Men have died from time to time,
and worms have eaten them,
but not for love...
Thank you so much for watching the Hawai‘i Shakespeare Festival’s first fully virtual season! Along with the rest of the live theatre world, we’re excited to be discovering how to present a live performance online. It’s unprecedented in our lifetimes for so many different theatre artists across the world to be wrestling with the same challenges. All the world’s a stage, indeed.
Zoom theatre (Zeatre?) isn’t quite the same as stage, but also isn’t quite the same as film—it’s its own thing. The fixed camera means we lose much of the classic language of the cinema, but the physical separation of actors from both you and from each other means losing that magic interplay that happens between audience and cast in a theater performance. What we gain is the ability to work with actors all over the world, the ability to watch from anywhere in the world, and easy access to the amenities of home.
I want to thank this wonderful cast for leaping enthusiastically into this new environment. A Zoom actor (Zactor?) needs to be their own light and sound technician, their own cinematographer and their own prop and costume crew. In addition, our actors had to discover how best to act in this environment and figure out how to connect with their fellow actors, often without being able to see them, and to learn the mysteries of which direction is left and which is right on Zoom. I want to thank them sincerely for their patience and willingness to rise to this challenge during this strange season.
Figuring out how to include song, dance and puppet work in the Zoom environment was a challenge that Stephanie Conching, Becky McGarvey and CoCo Wiel all met head on with fearlessness and saintly patience. I’d like to offer special thanks to Peggy Anne Siegmund, whose contributions to the script edit, dialogue coaching and interpretation and collaboration on many elements of the show shaped so much of this production. Last but not least, stage manager Cindy Meiers had to learn and develop a whole new bag of tricks to run this production. Forgive the colloquialism, but Cindy is bad ass.
I believe that As You Like It translates surprisingly well into this new environment—indeed, the play is about a group of people wandering in the new environment of the forest of Arden.
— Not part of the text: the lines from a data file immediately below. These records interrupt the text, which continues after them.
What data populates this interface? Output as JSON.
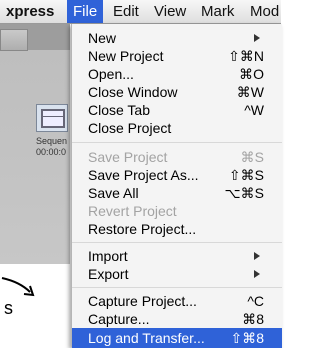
{
  "menubar": {
    "app": "xpress",
    "items": [
      "File",
      "Edit",
      "View",
      "Mark",
      "Mod"
    ]
  },
  "background": {
    "clip_label": "Sequen",
    "clip_timecode": "00:00:0",
    "partial_char": "s"
  },
  "file_menu": {
    "items": [
      {
        "label": "New",
        "shortcut": "",
        "submenu": true,
        "enabled": true
      },
      {
        "label": "New Project",
        "shortcut": "⇧⌘N",
        "enabled": true
      },
      {
        "label": "Open...",
        "shortcut": "⌘O",
        "enabled": true
      },
      {
        "label": "Close Window",
        "shortcut": "⌘W",
        "enabled": true
      },
      {
        "label": "Close Tab",
        "shortcut": "^W",
        "enabled": true
      },
      {
        "label": "Close Project",
        "shortcut": "",
        "enabled": true
      },
      {
        "label": "Save Project",
        "shortcut": "⌘S",
        "enabled": false
      },
      {
        "label": "Save Project As...",
        "shortcut": "⇧⌘S",
        "enabled": true
      },
      {
        "label": "Save All",
        "shortcut": "⌥⌘S",
        "enabled": true
      },
      {
        "label": "Revert Project",
        "shortcut": "",
        "enabled": false
      },
      {
        "label": "Restore Project...",
        "shortcut": "",
        "enabled": true
      },
      {
        "label": "Import",
        "shortcut": "",
        "submenu": true,
        "enabled": true
      },
      {
        "label": "Export",
        "shortcut": "",
        "submenu": true,
        "enabled": true
      },
      {
        "label": "Capture Project...",
        "shortcut": "^C",
        "enabled": true
      },
      {
        "label": "Capture...",
        "shortcut": "⌘8",
        "enabled": true
      },
      {
        "label": "Log and Transfer...",
        "shortcut": "⇧⌘8",
        "enabled": true,
        "highlighted": true
      }
    ]
  },
  "colors": {
    "highlight": "#2f62d8",
    "disabled_text": "#a3a3a3"
  }
}
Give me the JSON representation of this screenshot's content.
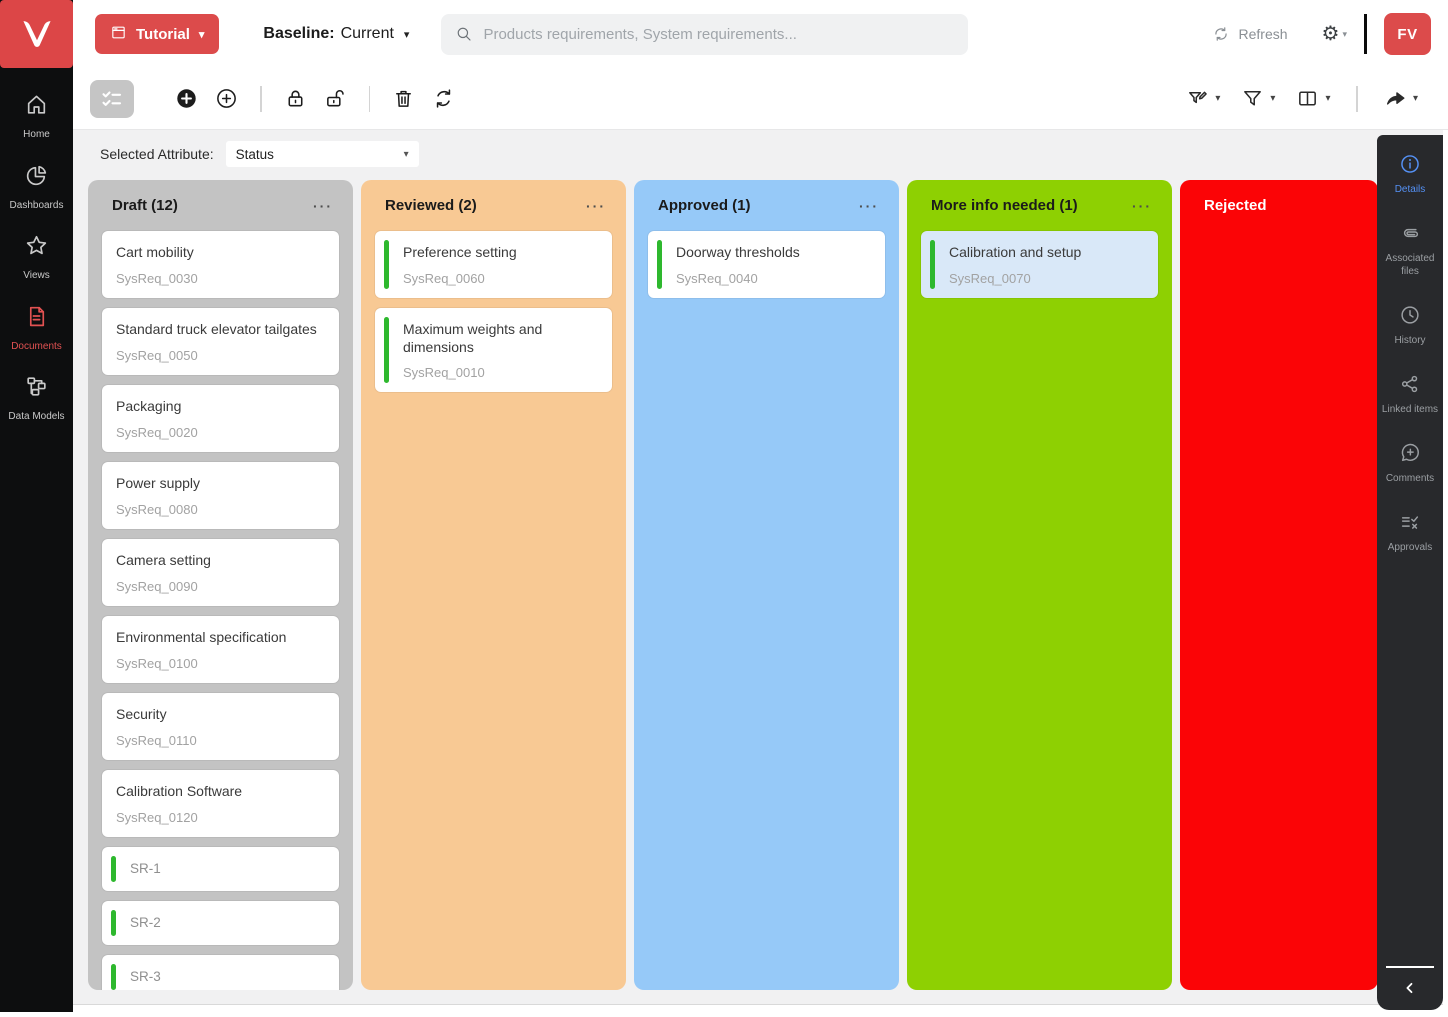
{
  "header": {
    "logo_letter": "V",
    "project_button_label": "Tutorial",
    "baseline_label": "Baseline:",
    "baseline_value": "Current",
    "search_placeholder": "Products requirements, System requirements...",
    "refresh_label": "Refresh",
    "avatar_initials": "FV"
  },
  "left_sidebar": {
    "items": [
      {
        "label": "Home",
        "icon": "home-icon"
      },
      {
        "label": "Dashboards",
        "icon": "dashboards-icon"
      },
      {
        "label": "Views",
        "icon": "views-icon"
      },
      {
        "label": "Documents",
        "icon": "documents-icon",
        "active": true
      },
      {
        "label": "Data Models",
        "icon": "data-models-icon"
      }
    ]
  },
  "toolbar": {
    "left_groups": [
      [
        "add-filled-icon",
        "add-outline-icon"
      ],
      [
        "lock-icon",
        "unlock-icon"
      ],
      [
        "delete-icon",
        "restore-icon"
      ]
    ],
    "right_groups": [
      [
        "filter-edit-icon",
        "filter-icon",
        "columns-icon"
      ],
      [
        "share-icon"
      ]
    ]
  },
  "board": {
    "selected_attribute_label": "Selected Attribute:",
    "selected_attribute_value": "Status",
    "columns": [
      {
        "title": "Draft (12)",
        "color": "#c3c3c3",
        "cards": [
          {
            "title": "Cart mobility",
            "id": "SysReq_0030"
          },
          {
            "title": "Standard truck elevator tailgates",
            "id": "SysReq_0050"
          },
          {
            "title": "Packaging",
            "id": "SysReq_0020"
          },
          {
            "title": "Power supply",
            "id": "SysReq_0080"
          },
          {
            "title": "Camera setting",
            "id": "SysReq_0090"
          },
          {
            "title": "Environmental specification",
            "id": "SysReq_0100"
          },
          {
            "title": "Security",
            "id": "SysReq_0110"
          },
          {
            "title": "Calibration Software",
            "id": "SysReq_0120"
          },
          {
            "title": "SR-1",
            "bar": true,
            "muted": true
          },
          {
            "title": "SR-2",
            "bar": true,
            "muted": true
          },
          {
            "title": "SR-3",
            "bar": true,
            "muted": true
          }
        ]
      },
      {
        "title": "Reviewed (2)",
        "color": "#f8c994",
        "cards": [
          {
            "title": "Preference setting",
            "id": "SysReq_0060",
            "bar": true
          },
          {
            "title": "Maximum weights and dimensions",
            "id": "SysReq_0010",
            "bar": true
          }
        ]
      },
      {
        "title": "Approved (1)",
        "color": "#96c9f8",
        "cards": [
          {
            "title": "Doorway thresholds",
            "id": "SysReq_0040",
            "bar": true
          }
        ]
      },
      {
        "title": "More info needed (1)",
        "color": "#8ed002",
        "cards": [
          {
            "title": "Calibration and setup",
            "id": "SysReq_0070",
            "bar": true,
            "selected": true
          }
        ]
      },
      {
        "title": "Rejected",
        "color": "#fb0406",
        "text_color": "#ffffff",
        "header_only": true,
        "cards": []
      }
    ]
  },
  "right_sidebar": {
    "items": [
      {
        "label": "Details",
        "icon": "info-icon",
        "active": true
      },
      {
        "label": "Associated files",
        "icon": "paperclip-icon"
      },
      {
        "label": "History",
        "icon": "history-icon"
      },
      {
        "label": "Linked items",
        "icon": "linked-items-icon"
      },
      {
        "label": "Comments",
        "icon": "comments-icon"
      },
      {
        "label": "Approvals",
        "icon": "approvals-icon"
      }
    ]
  },
  "colors": {
    "brand_red": "#dc4b4b",
    "active_blue": "#5591f5",
    "green_status_bar": "#2eb82e",
    "selected_card": "#d9e8f8"
  }
}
We, as a cohort, have tried to use this opportunity to focus on the text, story and characters.
I’m sincerely interested in continuing to explore and improve the creation of live performance in an online environment. To this end (and because we’d like to meet you all) we’ll invite you all to join us after the performance for a brief talk back session. Thank you sincerely for joining us and we hope you enjoy the show.
—R. Kevin Garcia Doyle
In his years teaching, creating, promoting and performing theater in Hawai‘i, Professor Knapp touched thousands of lives. While he tackled a wide variety of theatrical projects, it was Professor Knapp’s boundless joy for teaching and presenting Shakespeare that we hope to honor with this festival. It is our sincere wish that our affection and respect for our beloved teacher finds a voice in these productions. The Hawaii Shakespeare Festival is dedicated to Terence Knapp.
—R. Kevin Garcia Doyle, Tony Pisculli, Harry Wong III
Dame Judi Dench, Companion of Honour by the Queen’s personal gift and Britain’s Most Outstanding Actress (as voted by her peers) has consented to be the Patron of the Hawaii Shakespeare Festival at the invitation of Terence Knapp.